– Чего шуршишь как лобковая вошь в гениталиях путаны? – спросил знакомый голос. – Тебя как, мне откопать или сам отроешься? Не сильно закопал, вылезешь без проблем, даже инвалид сможет.
Макс пошевелился и почувствовал боль, которая охватила всё тело. Тупая, невыносимая, но при этом приятная. Болит значит заживает, значит есть чему болеть.
Попытка сесть стоила многих усилий. Сумев принять желаемое положение не с первого раза, Максу стало понятно, что одеялом и подстилкой служили сухие листья неизвестного дерева. Редкая для природы ромбовидная форма листа и почти не встречающаяся мягкость, будто тканью был накрыт. Такие листья на Земле не существовали, а если бы они там были, то наверняка бы использовались людьми, ведь ими можно было смело набивать подушки и одеяла используя вместо пуха, потому что с прочностью у них было всё в порядке, будто резиновые тянулись. И листья ли это были вообще?
Осмотревшись, Макс понял, что сейчас день, а вокруг стоял лес сильно напоминающий тропический. Воздух был наполнен влагой, она была везде, но, тем не менее, влажными листья, на которых лежал и которыми был засыпан, не стали. Странно, очень странно, они словно отторгали воду, будто и вправду были резиновые.
– Думаю, что у тебя много вопросов, старлей, – Лёха сидел на бревне, держа в руке палочку, на которую была насажена неизвестная зверушка, похожая на здоровенного хомяка. И да, зверушка была тщательно прожарена и готова к употреблению.
Протянув еду очнувшемуся спутнику, майор сказал:
– Я хоть и не тупой, как все негры, да и негром не являюсь, но сейчас не могу не согласиться, что туплю похуже всех чёрных вместе взятых. Мы с тобой, дружище, сами того не желая оказались в полной… даже слова такого подобрать не могу… Но впервые я вынужден сказать, что «жопа» определение для этого точно не подходящее. Это не Земля, мать её, это полная хрень, она даже круче жопы, она самая крутая в рейтинге глобальных задниц!
Макс, превозмогая боль, качнул головой, тем самым отказавшись от предложенной еды, которая не внушала доверия.

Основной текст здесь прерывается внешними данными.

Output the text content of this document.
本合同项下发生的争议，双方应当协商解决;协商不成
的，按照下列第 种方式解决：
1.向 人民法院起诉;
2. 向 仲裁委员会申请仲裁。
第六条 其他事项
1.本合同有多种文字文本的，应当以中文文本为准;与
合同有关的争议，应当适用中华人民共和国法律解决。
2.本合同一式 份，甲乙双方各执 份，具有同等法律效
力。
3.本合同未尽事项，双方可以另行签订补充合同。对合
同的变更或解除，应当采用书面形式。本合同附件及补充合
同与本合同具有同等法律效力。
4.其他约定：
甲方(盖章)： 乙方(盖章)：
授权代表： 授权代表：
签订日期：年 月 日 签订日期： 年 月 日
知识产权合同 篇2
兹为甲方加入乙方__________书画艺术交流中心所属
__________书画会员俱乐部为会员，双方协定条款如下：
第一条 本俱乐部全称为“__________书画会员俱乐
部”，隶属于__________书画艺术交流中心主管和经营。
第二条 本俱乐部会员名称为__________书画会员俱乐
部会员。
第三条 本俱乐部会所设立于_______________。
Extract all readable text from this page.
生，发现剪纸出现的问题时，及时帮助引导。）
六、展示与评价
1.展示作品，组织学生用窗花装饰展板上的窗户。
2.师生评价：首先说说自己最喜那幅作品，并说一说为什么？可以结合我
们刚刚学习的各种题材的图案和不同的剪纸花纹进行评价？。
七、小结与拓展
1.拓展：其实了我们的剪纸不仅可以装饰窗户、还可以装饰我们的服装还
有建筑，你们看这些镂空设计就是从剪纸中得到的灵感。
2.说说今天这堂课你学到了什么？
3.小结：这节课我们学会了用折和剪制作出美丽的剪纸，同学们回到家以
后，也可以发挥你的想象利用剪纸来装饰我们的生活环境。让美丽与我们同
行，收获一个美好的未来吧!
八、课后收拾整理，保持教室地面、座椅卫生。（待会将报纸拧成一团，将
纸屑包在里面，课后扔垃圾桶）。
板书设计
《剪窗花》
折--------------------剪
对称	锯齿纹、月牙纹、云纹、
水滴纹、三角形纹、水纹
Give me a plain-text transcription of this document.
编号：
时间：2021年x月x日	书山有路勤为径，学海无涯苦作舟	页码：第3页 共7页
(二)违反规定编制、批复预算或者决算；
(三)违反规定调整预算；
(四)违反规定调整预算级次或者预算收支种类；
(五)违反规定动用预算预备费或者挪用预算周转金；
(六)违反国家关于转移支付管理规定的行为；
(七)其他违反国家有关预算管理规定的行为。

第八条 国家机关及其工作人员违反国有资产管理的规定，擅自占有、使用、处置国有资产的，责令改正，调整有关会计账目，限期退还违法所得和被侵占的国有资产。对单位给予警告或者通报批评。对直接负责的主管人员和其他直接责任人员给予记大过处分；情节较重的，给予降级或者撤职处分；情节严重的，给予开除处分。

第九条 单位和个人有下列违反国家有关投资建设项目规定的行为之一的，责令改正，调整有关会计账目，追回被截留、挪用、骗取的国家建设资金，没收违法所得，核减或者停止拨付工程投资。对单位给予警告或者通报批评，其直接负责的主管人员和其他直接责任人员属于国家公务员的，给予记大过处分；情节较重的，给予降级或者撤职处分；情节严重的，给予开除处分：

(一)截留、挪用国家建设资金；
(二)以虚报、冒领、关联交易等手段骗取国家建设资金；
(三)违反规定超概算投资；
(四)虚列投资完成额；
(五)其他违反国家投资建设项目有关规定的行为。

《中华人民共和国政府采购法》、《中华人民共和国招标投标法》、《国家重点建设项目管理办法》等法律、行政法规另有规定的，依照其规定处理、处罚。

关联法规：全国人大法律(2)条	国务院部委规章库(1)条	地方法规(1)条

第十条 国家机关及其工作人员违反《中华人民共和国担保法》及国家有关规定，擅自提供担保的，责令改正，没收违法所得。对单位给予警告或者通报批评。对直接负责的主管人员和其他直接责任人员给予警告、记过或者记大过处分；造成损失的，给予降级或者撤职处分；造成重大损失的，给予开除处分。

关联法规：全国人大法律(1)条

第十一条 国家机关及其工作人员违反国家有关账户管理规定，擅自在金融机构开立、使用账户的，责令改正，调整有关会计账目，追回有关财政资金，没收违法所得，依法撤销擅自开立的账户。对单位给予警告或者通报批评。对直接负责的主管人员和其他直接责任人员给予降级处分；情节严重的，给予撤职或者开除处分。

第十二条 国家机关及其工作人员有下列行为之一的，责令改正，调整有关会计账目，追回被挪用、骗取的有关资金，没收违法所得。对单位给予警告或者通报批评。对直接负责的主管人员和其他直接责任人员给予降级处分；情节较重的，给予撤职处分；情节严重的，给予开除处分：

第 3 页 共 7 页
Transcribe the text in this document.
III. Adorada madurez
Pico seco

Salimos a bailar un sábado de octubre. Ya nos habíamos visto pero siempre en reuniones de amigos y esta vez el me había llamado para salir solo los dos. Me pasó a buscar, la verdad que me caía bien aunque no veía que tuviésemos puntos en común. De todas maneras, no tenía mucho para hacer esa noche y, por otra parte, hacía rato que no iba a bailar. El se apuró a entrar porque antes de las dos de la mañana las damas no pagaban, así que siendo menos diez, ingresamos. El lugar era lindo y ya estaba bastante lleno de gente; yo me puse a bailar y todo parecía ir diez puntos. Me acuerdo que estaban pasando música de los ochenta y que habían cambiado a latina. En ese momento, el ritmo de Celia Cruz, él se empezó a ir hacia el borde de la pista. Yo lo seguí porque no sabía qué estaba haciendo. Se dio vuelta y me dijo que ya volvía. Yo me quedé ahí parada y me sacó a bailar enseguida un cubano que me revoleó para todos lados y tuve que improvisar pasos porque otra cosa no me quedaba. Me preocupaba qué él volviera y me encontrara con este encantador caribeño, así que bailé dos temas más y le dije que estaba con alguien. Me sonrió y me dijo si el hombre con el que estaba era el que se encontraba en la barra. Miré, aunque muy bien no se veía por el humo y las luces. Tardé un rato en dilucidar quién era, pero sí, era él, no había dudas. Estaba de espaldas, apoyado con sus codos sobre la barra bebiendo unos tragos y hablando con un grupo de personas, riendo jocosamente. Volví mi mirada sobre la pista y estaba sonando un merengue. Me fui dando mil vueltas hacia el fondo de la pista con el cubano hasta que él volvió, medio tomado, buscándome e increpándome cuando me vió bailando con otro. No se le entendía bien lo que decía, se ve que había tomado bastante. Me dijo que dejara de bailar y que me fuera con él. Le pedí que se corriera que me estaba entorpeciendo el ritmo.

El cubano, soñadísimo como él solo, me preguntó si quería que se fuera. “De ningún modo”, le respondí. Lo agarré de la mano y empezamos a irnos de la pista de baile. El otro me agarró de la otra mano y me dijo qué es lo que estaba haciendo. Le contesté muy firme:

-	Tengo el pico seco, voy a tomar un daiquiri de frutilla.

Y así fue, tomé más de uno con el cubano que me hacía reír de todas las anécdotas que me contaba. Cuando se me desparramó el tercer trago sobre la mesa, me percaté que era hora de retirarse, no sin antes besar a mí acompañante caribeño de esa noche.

С большим трудом он смог сказать:
– Лёха, я ничего не понимаю, вообще не понимаю… Где мы оказались и каким способом? Сколько я спал? Почему… Как… Да что вообще происходит?
– О, Макс, ты задал правильные вопросы, которые я тоже задавал, но, в отличии от тебя самому себе. Не ответив себе, не могу ответить и тебе. Врубаешься?
– Майор, ты можешь отказаться от своей идиотской манеры общения хотя бы сейчас? – Макс начал наконец-то приходить в себя. – Ответь хотя бы на очевидное для тебя: сколько я спал? И пожалуйста прекрати вспоминать негров. То, что твоя жена ушла к одному из них не делает их поголовно плохими. Есть дерьмо среди них, но и среди нас белых его навалом. И среди всех остальных расцветок его тоже с избытком. Увы и увы!
– Хе-хе, старлеюшка, захотел многого, откажусь я, ага! Хрена лысого ты дождёшься! – Лёха демонстративно откусил от тушки жаренной зверюшки солидный шмат и начал жевать его. Немного поработав челюстями, он сказал с полностью набитым ртом: – Я, Ефименко, напуган до самых яиц, и потому нервничаю. Моя манера общения – это моя защита. Не негр ведь я, чтобы в джунглях как дома себя чувствовать. Это они, обезьяны, тут жить могут, а я человек цивилизованный, комфорта хочу! Ненавижу негров, с того самого дня ненавижу, и буду ненавидеть их до конца жизни!
– Ты меня достал! – сам от себя не ожидая, Макс вскочил довольно резво и навис над Лёхой. Сжав разбитый ещё при ДТП кулак и тем самым породив новые кровавые трещины, он прорычал: – Либо ты отвечаешь на мои вопросы, Просвердин, либо я за себя не ручаюсь!